Vaste programme que Daniel Sage s’est proposé de développer
à travers neuf chapitres vus comme autant d’occasion d’explorer les différentes
voies empruntées par l’Etat transcendantal américain : observer son assemblage
progressif à partir de briques nationalistes/exceptionnalistes connues, tester la résistance de l’édifice sur
lequel il repose et constater son adaptation continue. Cinq thèmes majeurs
émergent : 1) séculaire – à travers des musées comme le National Air and Space
Museum de Washington ou des parcs à thème comme le Kennedy Space Center, 2)
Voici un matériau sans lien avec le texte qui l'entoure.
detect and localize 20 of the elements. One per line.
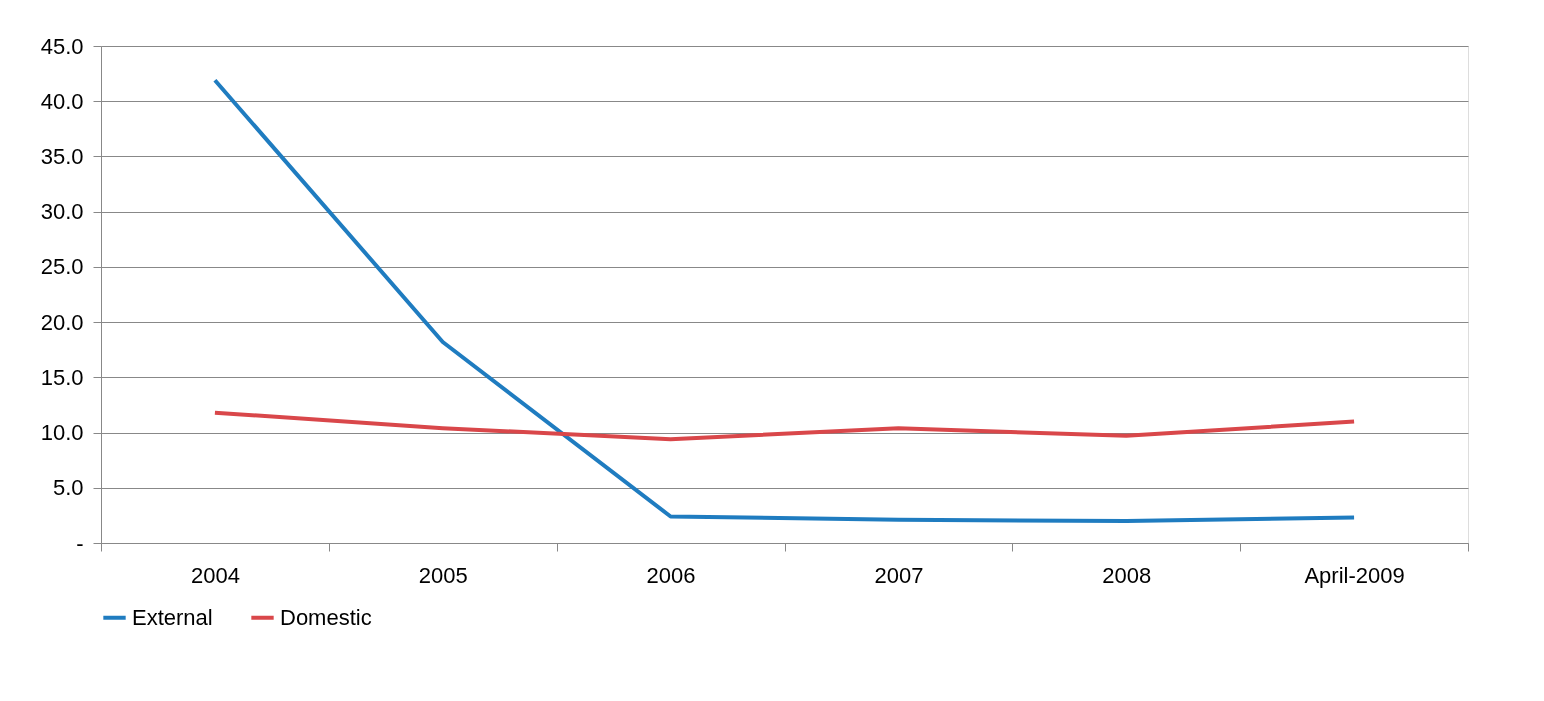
y-tick-label: 5.0: [52, 475, 84, 501]
line-series: [212, 410, 1357, 442]
x-tick-label: 2008: [1102, 562, 1152, 588]
legend-label: Domestic: [280, 604, 372, 630]
y-tick-label: 45.0: [40, 33, 84, 59]
line-series: [212, 78, 1357, 523]
y-tick-label: 25.0: [40, 254, 84, 280]
y-tick-label: -: [76, 530, 84, 556]
legend-label: External: [132, 604, 213, 630]
x-tick-label: 2004: [190, 562, 240, 588]
x-tick-label: 2005: [418, 562, 468, 588]
y-tick-label: 40.0: [40, 88, 84, 114]
y-tick-label: 20.0: [40, 309, 84, 335]
x-tick-label: 2006: [646, 562, 696, 588]
y-tick-label: 15.0: [40, 364, 84, 390]
y-tick-label: 10.0: [40, 420, 84, 446]
y-tick-label: 35.0: [40, 143, 84, 169]
x-tick-label: 2007: [874, 562, 924, 588]
y-tick-label: 30.0: [40, 199, 84, 225]
x-tick-label: April-2009: [1304, 562, 1405, 588]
sublime – qu’il s’agisse d’illustrations astronomiques inspirées du luminisme
américain grâce au génie intertextuel de Chesley Bonestell, de photos de
nébuleuses éloignées prises par Hubble, ou des missions Apollo sur la Lune qui
ont opéré la transition entre la géopolitique populaire et la géopolitique
pratique quitte pour cela à amener la transcendance dans une autre dimension
plus cosmopolite ou globaliste comme avec Apollo 8, 3) profane – le patriarcat messianico-technocratique à l’œuvre à la NASA ou les tragédies d’Apollo 1 à Challenger,
4) technologique – les lignes de production de fusées, le fameux O-ring de la
navette, et 5) révolutionnaire – avec les femmes astronautes, le
programme post-Apollo, la fin de l’âge d’or et l’émergence d’un
« ennui », moins une hostilité qu’une banalisation plus à même qu’aucun autre facteur à résister à l’Etat
transcendantal en remettant en cause sa structure même.
Vous l’aurez compris, How
Outer Space Made America, comme souvent lorsqu’il s’agit d’études dites
critiques, est moins à étudier qu’à méditer. La place centrale prise par le vol
habité dans l’édification de l’Etat transcendantal américain pourrait par
exemple suggérer quelques réflexions stimulantes dans le contexte du débat
actuel sur les objectifs de la politique spatiale. Si de fait l’exploration
spatiale ne doit pas et ne peut pas se justifier pour elle-même, comme l’a
souligné la commission Augustine mise en place par le président Obama en 2009,
alors la question du « pourquoi » est ouverte et la résistance de
l’Etat transcendantal mise à rude épreuve. Le développement d’un nouveau
programme de lanceur lourd et, comme le montre brièvement Sage, le recours
accru à un secteur privé 2.0 aux accents messianico-technocratiques marqués,
de même que la rhétorique transcendantale utilisée par Elon Musk laissent à
l’inverse penser que l’Etat transcendantal a encore de beaux jours devant lui.
Les chemins empruntés par l’auteur sont donc connus mais cela ne rend pas
l’exercice moins intéressant dans son style. L’ouvrage vient ainsi rejoindre
une liste déjà longue de travaux cherchant à construire et diffuser un autre
regard (« par le bas ») sur l’espace que celui auquel les « grands
récits » nous ont habitués, allant de la sociologie
à l’histoire
en passant par les Relations
internationales.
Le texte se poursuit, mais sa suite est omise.